Overall it was a fun project and I think it will be useful to my housemates, though I think they’re all still waiting for their usb-ethernet adapters to arrive.
That a wire/cable has always been more performant than wireless has never changed. Wireless is only “better” in a cost-avoidance scenario—when you’re avoiding the cost of deploying plant in a city or ripping up walls in your house. But from a performance standpoint it’s never been a contest. What does a wireless antenna eventually use for backhaul? A hardline connection—split amongst all the wireless clients! So the wireless connection at the end of the hardline is just added latency, interference potential and performance problems compared to everyone jacking into a dedicated hardline directly.
That said, if you’re supporting wireless in your house with a single Best Buy router or a “mesh” AP solution, you’re also probably not getting the best performance that wireless could offer you. APs truly do better when serving fewer devices (both from a thermals perspective, a software perspective, and from a signals perspective). To the extent that you can distribute devices across multiple hardwired APs, and increase the strength of the signal in local areas of the house, the better off you’ll be. Instead, consider a distributed AP solution where each access point is hardwired. That’s the best wireless can do, but at the end of the day, each AP will still be sharing one ethernet cable amongst all its clients. Hardly better than each client having their own dedicated ethernet connection.
Multi-AP deployments in the home are pretty affordable, especially when you consider that the top-end Netgear AP at Best Buy will cost a rapacious $400-500 and offer subpar performance on its best day, and be a massive SPOF on its worst. Something like Ubiquiti’s UniFi Wireless product line (not affiliated in any way, but have deployed them) can get you into a dual AP setup relatively cheaply (<=$350?). Most consumers, if they’re at all technically inclined, will be better off skipping those Best Buy solutions and deploying a more commercial-level wireless (and wired) solutions at home.
If hardwiring, use the best ethernet cable you can afford to offer some degree of future-proofing. Cat6a can support 10G in up to 100 meter runs, so you don’t even need to think about depending on fiber for the home installations anytime soon. I know you were just trying to jam out an ethernet solution at your house, and I totally respect that, but would also encourage a quick trip to Home Depot or similar to get Cat6a jacks, a crimper, some “old work” low voltage wall boxes and some keystone faceplates. Consider running two cables to each location so you have two available ports at each drop. Redundancy is only one advantage provided by this strategy. Wiring is the kind of work best done right, and done once! It can be a hateful effort, especially if you don’t have a munchkin to run around crawl spaces. :D
Ethernet connection is still faster than wireless, no doubt about that. https://bestmattressesreviews.org/lucid-mattress-reviews/
The key thing for me is that it’s consistently low latency in a way congested wifi isn’t going to be able to compete with.

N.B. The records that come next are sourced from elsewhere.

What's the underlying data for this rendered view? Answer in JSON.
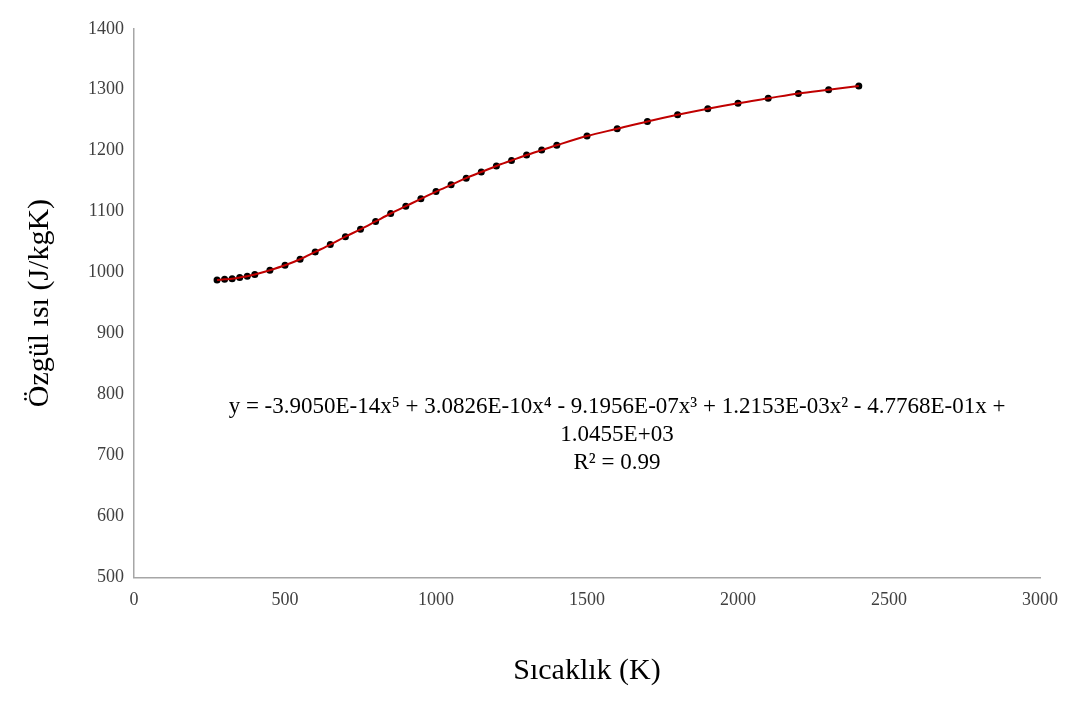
{
  "chart_data": {
    "type": "scatter",
    "xlabel": "Sıcaklık (K)",
    "ylabel": "Özgül ısı (J/kgK)",
    "x": [
      275,
      300,
      325,
      350,
      375,
      400,
      450,
      500,
      550,
      600,
      650,
      700,
      750,
      800,
      850,
      900,
      950,
      1000,
      1050,
      1100,
      1150,
      1200,
      1250,
      1300,
      1350,
      1400,
      1500,
      1600,
      1700,
      1800,
      1900,
      2000,
      2100,
      2200,
      2300,
      2400
    ],
    "series": [
      {
        "type": "line",
        "color": "#c00000",
        "marker": "none",
        "line_style": "solid",
        "values": [
          988,
          989,
          990,
          992,
          994,
          997,
          1004,
          1012,
          1022,
          1034,
          1046,
          1059,
          1071,
          1084,
          1097,
          1109,
          1121,
          1133,
          1144,
          1155,
          1165,
          1175,
          1184,
          1193,
          1201,
          1209,
          1224,
          1236,
          1248,
          1259,
          1269,
          1278,
          1286,
          1294,
          1300,
          1306
        ]
      },
      {
        "type": "scatter",
        "color": "#000000",
        "marker": "circle",
        "values": [
          988,
          989,
          990,
          992,
          994,
          997,
          1004,
          1012,
          1022,
          1034,
          1046,
          1059,
          1071,
          1084,
          1097,
          1109,
          1121,
          1133,
          1144,
          1155,
          1165,
          1175,
          1184,
          1193,
          1201,
          1209,
          1224,
          1236,
          1248,
          1259,
          1269,
          1278,
          1286,
          1294,
          1300,
          1306
        ]
      }
    ],
    "xlim": [
      0,
      3000
    ],
    "xticks": [
      0,
      500,
      1000,
      1500,
      2000,
      2500,
      3000
    ],
    "ylim": [
      500,
      1400
    ],
    "yticks": [
      500,
      600,
      700,
      800,
      900,
      1000,
      1100,
      1200,
      1300,
      1400
    ],
    "grid": false,
    "legend": false,
    "annotations": [
      "y = -3.9050E-14x⁵ + 3.0826E-10x⁴ - 9.1956E-07x³ + 1.2153E-03x² - 4.7768E-01x + 1.0455E+03",
      "R² = 0.99"
    ]
  }
}
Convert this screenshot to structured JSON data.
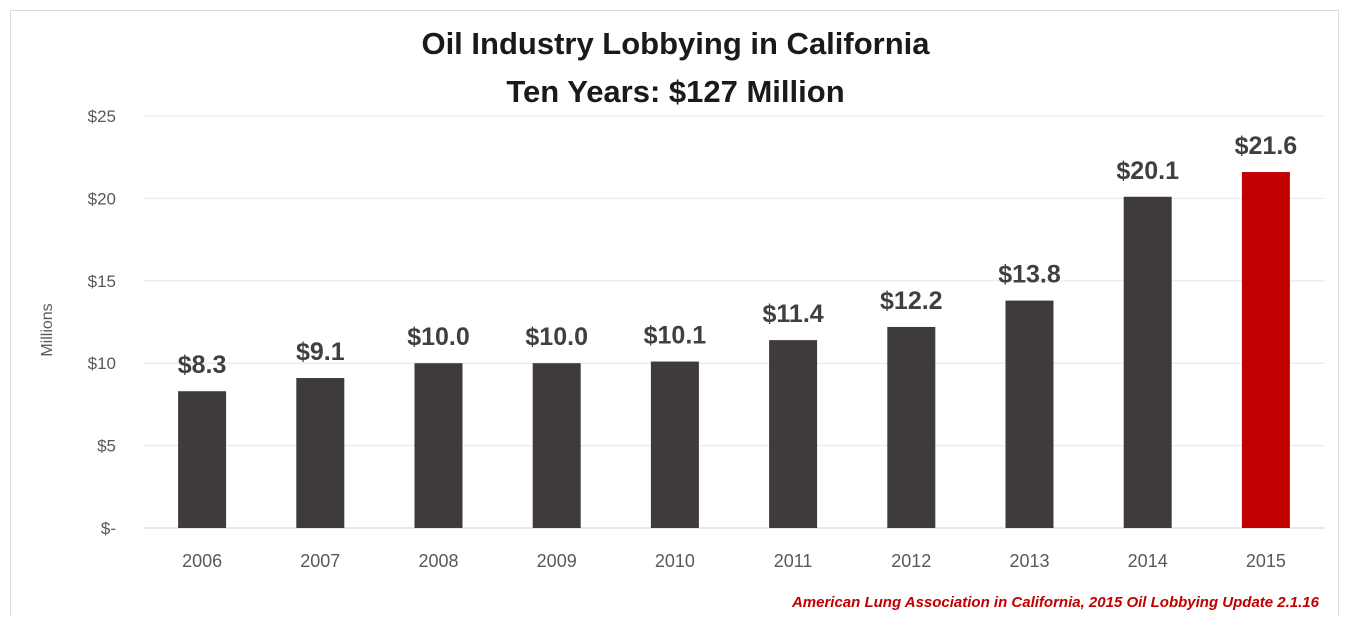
{
  "chart_data": {
    "type": "bar",
    "title": "Oil Industry Lobbying in California",
    "subtitle": "Ten Years: $127 Million",
    "xlabel": "",
    "ylabel": "Millions",
    "categories": [
      "2006",
      "2007",
      "2008",
      "2009",
      "2010",
      "2011",
      "2012",
      "2013",
      "2014",
      "2015"
    ],
    "values": [
      8.3,
      9.1,
      10.0,
      10.0,
      10.1,
      11.4,
      12.2,
      13.8,
      20.1,
      21.6
    ],
    "data_labels": [
      "$8.3",
      "$9.1",
      "$10.0",
      "$10.0",
      "$10.1",
      "$11.4",
      "$12.2",
      "$13.8",
      "$20.1",
      "$21.6"
    ],
    "yticks": [
      0,
      5,
      10,
      15,
      20,
      25
    ],
    "ytick_labels": [
      "$-",
      "$5",
      "$10",
      "$15",
      "$20",
      "$25"
    ],
    "ylim": [
      0,
      25
    ],
    "grid": true,
    "legend": "none",
    "bar_color": "#3f3b3a",
    "highlight_color": "#c00000",
    "highlight_category": "2015",
    "source": "American Lung Association in California, 2015 Oil Lobbying Update 2.1.16"
  }
}
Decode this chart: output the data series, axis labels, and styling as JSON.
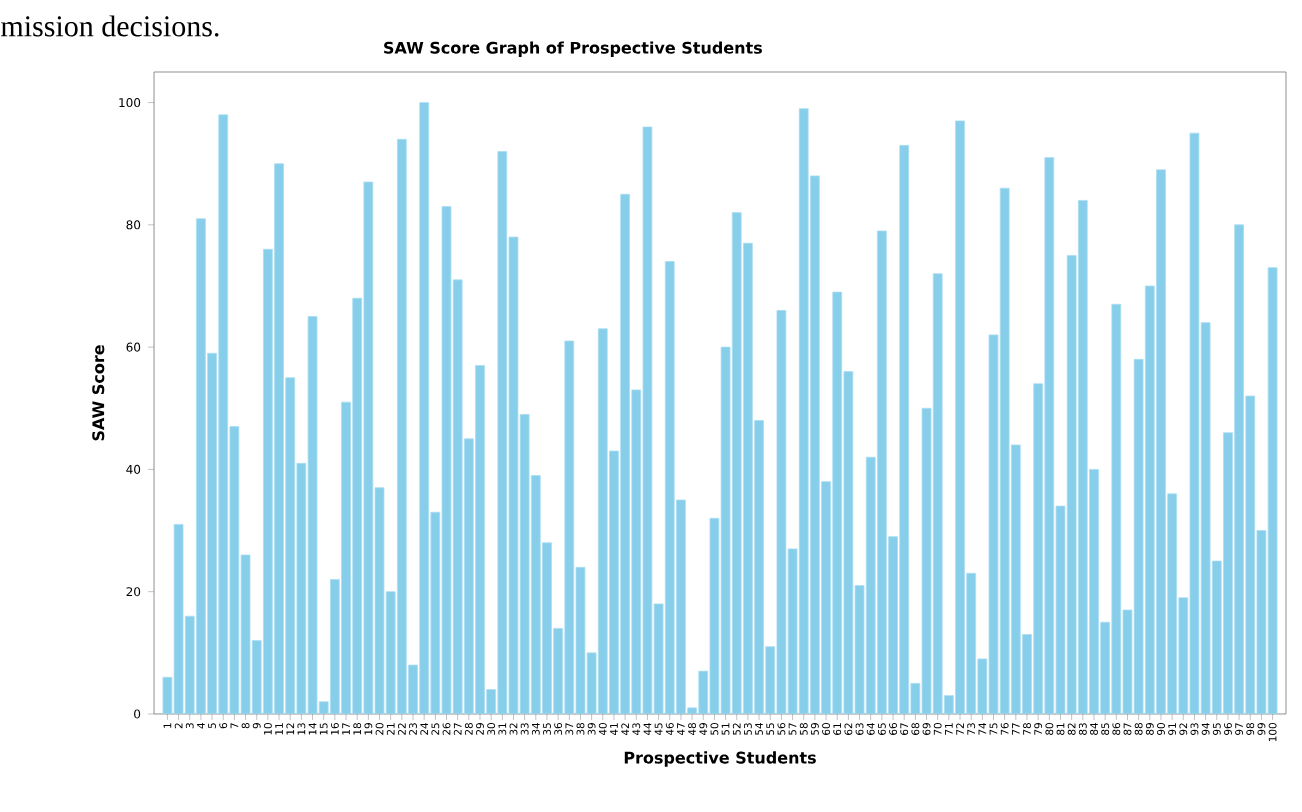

I don’t need that much bandwidth, so it was really only when I started doing a lot of calls from home wifi that I changed my mind.
Those bare feet in a crawlspace make me nervous!
We go barefoot a lot, and have pretty tough feet. My previous times I’ve been in there I’ve also been barefoot, and its just dirt.
Just so you know, the crawlspace is where every dropped nail ends up during construction. Some contractors do a better job than others at cleaning that up.